Bayes's theorem problem issues

Question

Problem Statement:

Assume that 40% of all interstate highway accidents involve excessive speed by at least one of the drivers (event $E$) and that 30% involve alcohol use by at least one driver (event $A$). If alcohol is involved there is a 60% chance that excessive speed is also involved; otherwise, this probability is only 10%. An accident involves speeding. What is the probability that alcohol is involved?

Given probabilities:

P(E) = 0.40

P(A) = 0.30

P(E|A) = 0.60

P(E|A') = 0.10

To find $P(A|E)$, we use the definition of conditional probability:

$P(A|E) = \frac{P(E \cap A)}{P(E)}$

We need to find $P(E \cap A)$ and $P(E)$. Using the multiplication rule:

$P(E \cap A) &= P(E|A)P(A)$

$P(E \cap A') &= P(E|A')P(A')$

Subdividing event $E$:

$E = (E \cap A) \cup (E \cap A')$ Thus, $P(E) = P(E \cap A) + P(E \cap A')$

Substituting back:

$P(A|E) = \frac{P(E|A)P(A)}{P(E|A)P(A) + P(E|A')P(A')}$

Substituting the given probabilities:

$P(A|E) &= \frac{(0.60)(0.30)}{(0.60)(0.30) + (0.10)(0.70)}$

$= \frac{0.18}{0.18 + 0.07}$

$= \frac{0.18}{0.25}$

$= 0.72$

If excessive speed was involved in an accident, there is a 72% chance that alcohol was also involved.

I think the problem statement is inconsistent since P(E)=0.40 is given but nit used in the Bayes' formula P(E)=P(E|A)P(A) + P(E|A')P(A')=0.25. This clearly contradicts the statement P(E)=0.40. How can I fix the problem statement?

Answer 1

The issue is that your statement does not obey the law of total probability, the marginal and conditional probabilities cannot both hold. You can get a solution directly from Bayes' theorem using only what's fixed by the statement, $P(A|E)=\frac{P(E|A)\ P(A)}{P(E)}=\frac{0.6\ \cdot\ 0.3}{0.4}=0.45$.

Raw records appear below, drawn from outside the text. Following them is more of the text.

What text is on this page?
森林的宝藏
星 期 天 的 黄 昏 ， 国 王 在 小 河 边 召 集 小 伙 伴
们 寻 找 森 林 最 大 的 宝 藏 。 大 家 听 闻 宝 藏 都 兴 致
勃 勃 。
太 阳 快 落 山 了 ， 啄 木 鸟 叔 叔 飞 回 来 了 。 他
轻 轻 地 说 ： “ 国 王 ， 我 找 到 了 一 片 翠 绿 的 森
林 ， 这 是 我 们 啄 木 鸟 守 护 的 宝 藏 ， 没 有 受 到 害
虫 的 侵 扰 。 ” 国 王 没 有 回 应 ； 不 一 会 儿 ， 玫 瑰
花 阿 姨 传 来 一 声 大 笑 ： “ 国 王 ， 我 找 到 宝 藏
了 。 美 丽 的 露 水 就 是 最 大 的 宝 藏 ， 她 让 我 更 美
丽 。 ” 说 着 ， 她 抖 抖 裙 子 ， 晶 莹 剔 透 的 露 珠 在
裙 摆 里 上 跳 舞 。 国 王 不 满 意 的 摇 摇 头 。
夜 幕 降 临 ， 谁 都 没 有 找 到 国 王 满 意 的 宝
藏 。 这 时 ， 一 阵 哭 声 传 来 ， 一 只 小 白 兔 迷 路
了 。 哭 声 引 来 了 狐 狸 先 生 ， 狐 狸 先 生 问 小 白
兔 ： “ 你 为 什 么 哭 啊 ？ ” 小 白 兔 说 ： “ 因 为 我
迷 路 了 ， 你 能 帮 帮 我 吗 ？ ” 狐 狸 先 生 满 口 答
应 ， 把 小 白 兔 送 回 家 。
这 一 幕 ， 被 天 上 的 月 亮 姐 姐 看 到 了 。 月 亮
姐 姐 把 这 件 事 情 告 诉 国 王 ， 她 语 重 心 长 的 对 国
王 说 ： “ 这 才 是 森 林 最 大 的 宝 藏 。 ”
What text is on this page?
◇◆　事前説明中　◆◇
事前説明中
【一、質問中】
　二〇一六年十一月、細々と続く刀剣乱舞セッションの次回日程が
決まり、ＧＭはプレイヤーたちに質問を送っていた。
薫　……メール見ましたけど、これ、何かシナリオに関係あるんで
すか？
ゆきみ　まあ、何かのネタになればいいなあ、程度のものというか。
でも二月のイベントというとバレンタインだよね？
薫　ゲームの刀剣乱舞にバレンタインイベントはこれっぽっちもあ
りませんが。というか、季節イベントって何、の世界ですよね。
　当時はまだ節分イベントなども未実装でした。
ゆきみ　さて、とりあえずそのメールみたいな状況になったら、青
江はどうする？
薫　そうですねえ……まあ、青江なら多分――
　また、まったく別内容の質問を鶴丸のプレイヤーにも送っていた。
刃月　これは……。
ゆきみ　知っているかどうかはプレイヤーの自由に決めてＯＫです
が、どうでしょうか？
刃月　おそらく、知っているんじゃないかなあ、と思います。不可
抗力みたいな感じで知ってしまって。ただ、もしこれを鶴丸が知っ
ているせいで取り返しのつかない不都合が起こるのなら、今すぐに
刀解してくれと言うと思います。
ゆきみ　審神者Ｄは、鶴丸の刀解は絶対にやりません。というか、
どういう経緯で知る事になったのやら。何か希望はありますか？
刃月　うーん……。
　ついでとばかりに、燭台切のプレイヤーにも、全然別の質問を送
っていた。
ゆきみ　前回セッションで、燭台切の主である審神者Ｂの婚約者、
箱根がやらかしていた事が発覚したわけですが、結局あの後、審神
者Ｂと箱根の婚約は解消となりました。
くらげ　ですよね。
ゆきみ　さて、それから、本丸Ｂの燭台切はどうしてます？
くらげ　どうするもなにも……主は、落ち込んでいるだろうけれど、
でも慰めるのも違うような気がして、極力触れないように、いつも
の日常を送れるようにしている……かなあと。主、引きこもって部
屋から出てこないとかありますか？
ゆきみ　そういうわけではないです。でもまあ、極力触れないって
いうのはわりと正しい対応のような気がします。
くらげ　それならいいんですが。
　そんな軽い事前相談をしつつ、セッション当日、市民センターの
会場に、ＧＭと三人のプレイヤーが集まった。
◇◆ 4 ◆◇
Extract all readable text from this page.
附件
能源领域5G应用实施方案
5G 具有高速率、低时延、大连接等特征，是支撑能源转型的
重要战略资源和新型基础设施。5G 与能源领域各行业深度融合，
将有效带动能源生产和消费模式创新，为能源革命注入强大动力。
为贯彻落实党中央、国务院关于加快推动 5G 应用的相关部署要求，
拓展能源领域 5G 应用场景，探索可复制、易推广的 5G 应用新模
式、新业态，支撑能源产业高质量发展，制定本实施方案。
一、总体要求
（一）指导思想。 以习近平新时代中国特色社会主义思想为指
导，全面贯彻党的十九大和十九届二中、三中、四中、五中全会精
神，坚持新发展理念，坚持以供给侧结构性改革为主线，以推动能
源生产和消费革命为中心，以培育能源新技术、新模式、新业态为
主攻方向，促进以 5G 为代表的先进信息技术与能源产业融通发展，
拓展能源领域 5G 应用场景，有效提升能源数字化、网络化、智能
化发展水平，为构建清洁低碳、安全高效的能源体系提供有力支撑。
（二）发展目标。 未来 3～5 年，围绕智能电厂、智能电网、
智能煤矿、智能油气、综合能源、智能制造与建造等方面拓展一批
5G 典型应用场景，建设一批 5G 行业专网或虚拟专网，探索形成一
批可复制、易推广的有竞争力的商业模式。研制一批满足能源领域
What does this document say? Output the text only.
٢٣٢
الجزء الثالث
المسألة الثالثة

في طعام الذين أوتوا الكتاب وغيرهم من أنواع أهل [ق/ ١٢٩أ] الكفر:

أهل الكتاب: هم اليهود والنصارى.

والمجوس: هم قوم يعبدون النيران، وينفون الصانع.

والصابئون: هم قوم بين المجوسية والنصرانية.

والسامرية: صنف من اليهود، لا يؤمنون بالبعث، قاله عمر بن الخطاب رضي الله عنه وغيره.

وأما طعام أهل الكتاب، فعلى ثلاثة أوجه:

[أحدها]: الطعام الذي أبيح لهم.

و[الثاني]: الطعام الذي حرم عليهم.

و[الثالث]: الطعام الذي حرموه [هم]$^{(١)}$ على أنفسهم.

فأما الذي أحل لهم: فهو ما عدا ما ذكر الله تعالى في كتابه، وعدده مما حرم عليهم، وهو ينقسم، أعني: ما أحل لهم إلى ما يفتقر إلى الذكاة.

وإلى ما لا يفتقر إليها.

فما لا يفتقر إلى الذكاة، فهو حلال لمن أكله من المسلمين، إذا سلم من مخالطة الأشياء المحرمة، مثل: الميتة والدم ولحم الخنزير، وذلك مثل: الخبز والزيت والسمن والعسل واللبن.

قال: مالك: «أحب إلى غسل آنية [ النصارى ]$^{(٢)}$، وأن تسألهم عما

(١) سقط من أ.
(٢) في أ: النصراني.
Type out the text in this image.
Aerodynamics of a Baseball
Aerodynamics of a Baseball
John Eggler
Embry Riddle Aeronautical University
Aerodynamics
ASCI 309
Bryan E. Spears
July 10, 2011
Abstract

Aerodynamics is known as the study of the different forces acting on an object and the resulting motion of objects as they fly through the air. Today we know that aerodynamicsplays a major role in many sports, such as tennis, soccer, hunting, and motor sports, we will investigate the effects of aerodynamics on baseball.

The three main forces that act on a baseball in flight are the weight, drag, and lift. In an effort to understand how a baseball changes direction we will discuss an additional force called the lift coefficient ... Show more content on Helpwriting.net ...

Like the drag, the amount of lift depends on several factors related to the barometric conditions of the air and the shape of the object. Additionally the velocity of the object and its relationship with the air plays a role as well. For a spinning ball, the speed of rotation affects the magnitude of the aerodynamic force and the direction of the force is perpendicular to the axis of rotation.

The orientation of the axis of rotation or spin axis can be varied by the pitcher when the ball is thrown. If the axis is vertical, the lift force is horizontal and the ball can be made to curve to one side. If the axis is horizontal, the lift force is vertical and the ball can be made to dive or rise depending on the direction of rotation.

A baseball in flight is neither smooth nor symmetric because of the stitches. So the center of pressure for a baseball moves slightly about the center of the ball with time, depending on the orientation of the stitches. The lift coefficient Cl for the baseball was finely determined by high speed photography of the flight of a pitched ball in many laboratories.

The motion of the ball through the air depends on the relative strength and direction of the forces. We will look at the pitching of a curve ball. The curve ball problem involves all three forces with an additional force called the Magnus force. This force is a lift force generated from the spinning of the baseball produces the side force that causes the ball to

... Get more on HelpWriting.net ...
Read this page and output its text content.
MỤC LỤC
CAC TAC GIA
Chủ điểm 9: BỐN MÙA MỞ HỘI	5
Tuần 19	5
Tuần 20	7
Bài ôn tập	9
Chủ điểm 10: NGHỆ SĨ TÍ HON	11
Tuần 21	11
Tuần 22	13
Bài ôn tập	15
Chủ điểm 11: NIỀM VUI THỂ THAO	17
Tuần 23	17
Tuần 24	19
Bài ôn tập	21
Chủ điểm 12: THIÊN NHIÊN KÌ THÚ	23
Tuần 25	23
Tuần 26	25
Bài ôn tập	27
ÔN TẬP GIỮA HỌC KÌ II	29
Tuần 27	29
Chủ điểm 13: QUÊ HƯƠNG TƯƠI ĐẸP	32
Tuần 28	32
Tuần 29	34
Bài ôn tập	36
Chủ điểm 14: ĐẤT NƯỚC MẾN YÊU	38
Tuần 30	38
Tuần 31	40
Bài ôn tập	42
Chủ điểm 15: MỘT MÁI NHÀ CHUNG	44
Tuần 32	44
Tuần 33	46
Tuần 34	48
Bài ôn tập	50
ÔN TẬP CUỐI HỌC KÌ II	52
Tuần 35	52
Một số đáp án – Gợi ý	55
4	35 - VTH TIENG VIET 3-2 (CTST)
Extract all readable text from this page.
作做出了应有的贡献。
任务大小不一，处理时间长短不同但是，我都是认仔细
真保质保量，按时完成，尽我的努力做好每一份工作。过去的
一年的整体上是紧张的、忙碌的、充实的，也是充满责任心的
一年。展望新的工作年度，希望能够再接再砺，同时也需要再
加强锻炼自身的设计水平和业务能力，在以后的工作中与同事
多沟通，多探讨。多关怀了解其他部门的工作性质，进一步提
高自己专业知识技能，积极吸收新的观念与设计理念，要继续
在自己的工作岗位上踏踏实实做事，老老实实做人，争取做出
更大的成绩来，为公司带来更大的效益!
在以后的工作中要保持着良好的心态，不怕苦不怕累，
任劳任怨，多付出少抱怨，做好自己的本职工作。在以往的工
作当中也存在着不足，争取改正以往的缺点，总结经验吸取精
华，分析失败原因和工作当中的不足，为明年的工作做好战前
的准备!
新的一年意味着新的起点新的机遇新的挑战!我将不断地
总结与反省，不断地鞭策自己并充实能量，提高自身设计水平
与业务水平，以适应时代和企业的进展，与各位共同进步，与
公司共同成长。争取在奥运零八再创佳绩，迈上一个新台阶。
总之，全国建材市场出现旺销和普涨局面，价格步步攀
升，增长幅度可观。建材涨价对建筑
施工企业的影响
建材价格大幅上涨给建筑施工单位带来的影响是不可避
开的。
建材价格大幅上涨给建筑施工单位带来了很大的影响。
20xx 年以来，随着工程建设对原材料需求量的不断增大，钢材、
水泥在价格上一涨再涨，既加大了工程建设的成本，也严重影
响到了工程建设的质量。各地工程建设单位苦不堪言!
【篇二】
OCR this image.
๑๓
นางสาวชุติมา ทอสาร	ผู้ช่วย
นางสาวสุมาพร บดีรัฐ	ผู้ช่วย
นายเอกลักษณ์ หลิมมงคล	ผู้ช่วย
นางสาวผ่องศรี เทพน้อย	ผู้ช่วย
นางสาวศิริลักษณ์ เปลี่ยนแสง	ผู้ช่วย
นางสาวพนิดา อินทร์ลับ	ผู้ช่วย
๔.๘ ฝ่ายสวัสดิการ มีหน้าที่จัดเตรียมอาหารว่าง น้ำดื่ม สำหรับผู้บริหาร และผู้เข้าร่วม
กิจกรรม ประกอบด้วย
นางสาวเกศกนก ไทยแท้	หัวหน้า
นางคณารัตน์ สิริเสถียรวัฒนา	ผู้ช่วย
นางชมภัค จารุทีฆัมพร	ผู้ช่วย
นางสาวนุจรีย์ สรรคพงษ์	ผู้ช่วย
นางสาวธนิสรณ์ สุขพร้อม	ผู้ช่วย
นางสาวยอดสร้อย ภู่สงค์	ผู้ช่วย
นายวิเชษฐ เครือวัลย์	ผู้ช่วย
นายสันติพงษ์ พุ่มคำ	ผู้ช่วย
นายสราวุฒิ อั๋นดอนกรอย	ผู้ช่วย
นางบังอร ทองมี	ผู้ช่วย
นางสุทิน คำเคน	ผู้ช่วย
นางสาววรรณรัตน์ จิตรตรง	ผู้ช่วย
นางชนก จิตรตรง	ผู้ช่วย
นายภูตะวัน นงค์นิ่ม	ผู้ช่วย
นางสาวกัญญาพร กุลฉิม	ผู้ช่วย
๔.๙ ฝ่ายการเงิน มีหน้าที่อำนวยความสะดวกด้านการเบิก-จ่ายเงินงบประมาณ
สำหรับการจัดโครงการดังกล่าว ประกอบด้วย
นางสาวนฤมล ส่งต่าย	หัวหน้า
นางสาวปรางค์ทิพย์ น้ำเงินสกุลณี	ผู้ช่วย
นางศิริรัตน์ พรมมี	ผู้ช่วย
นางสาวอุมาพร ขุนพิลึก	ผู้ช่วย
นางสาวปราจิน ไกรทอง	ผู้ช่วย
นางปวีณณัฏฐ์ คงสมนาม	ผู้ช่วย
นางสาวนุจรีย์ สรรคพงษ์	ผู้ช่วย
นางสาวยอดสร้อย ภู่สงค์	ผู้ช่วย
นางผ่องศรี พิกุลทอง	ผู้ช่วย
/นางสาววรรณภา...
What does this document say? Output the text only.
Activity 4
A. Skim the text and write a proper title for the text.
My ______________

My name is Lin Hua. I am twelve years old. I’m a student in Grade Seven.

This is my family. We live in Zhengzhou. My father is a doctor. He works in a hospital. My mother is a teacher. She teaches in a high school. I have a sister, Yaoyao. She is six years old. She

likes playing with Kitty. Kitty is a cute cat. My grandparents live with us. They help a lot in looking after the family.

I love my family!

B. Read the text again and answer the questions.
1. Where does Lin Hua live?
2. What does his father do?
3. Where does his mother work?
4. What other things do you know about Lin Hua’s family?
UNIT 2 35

The issue arises when you try recalculating $P(E)$: the law of total probability requires that $P(E)=\sum_nP(E \cap A_n)$. As you've discovered this is incompatible with the stated values of $P(E|A')$ and $P(E|A)$. You'll see the same if you just try to create a contingency table of the levels of $E$ and $A$, conditioning on the marginal probabilities - they will not add up.

One way to fix the statement is that $P(E|A')$ should actually be $\frac{0.22}{0.7}\approx 0.314$, this makes $P(E)=P(E\cap A)+P(E\cap A')$ hold and leads to the same solution as above. The other option is that 110% of alcohol-related accidents involve speeding (i.e. this is not really an option), or that indeed the marginal probability of an accident involving excessive speed is only 25% which leads to your solution of $P(A|E)=0.72$.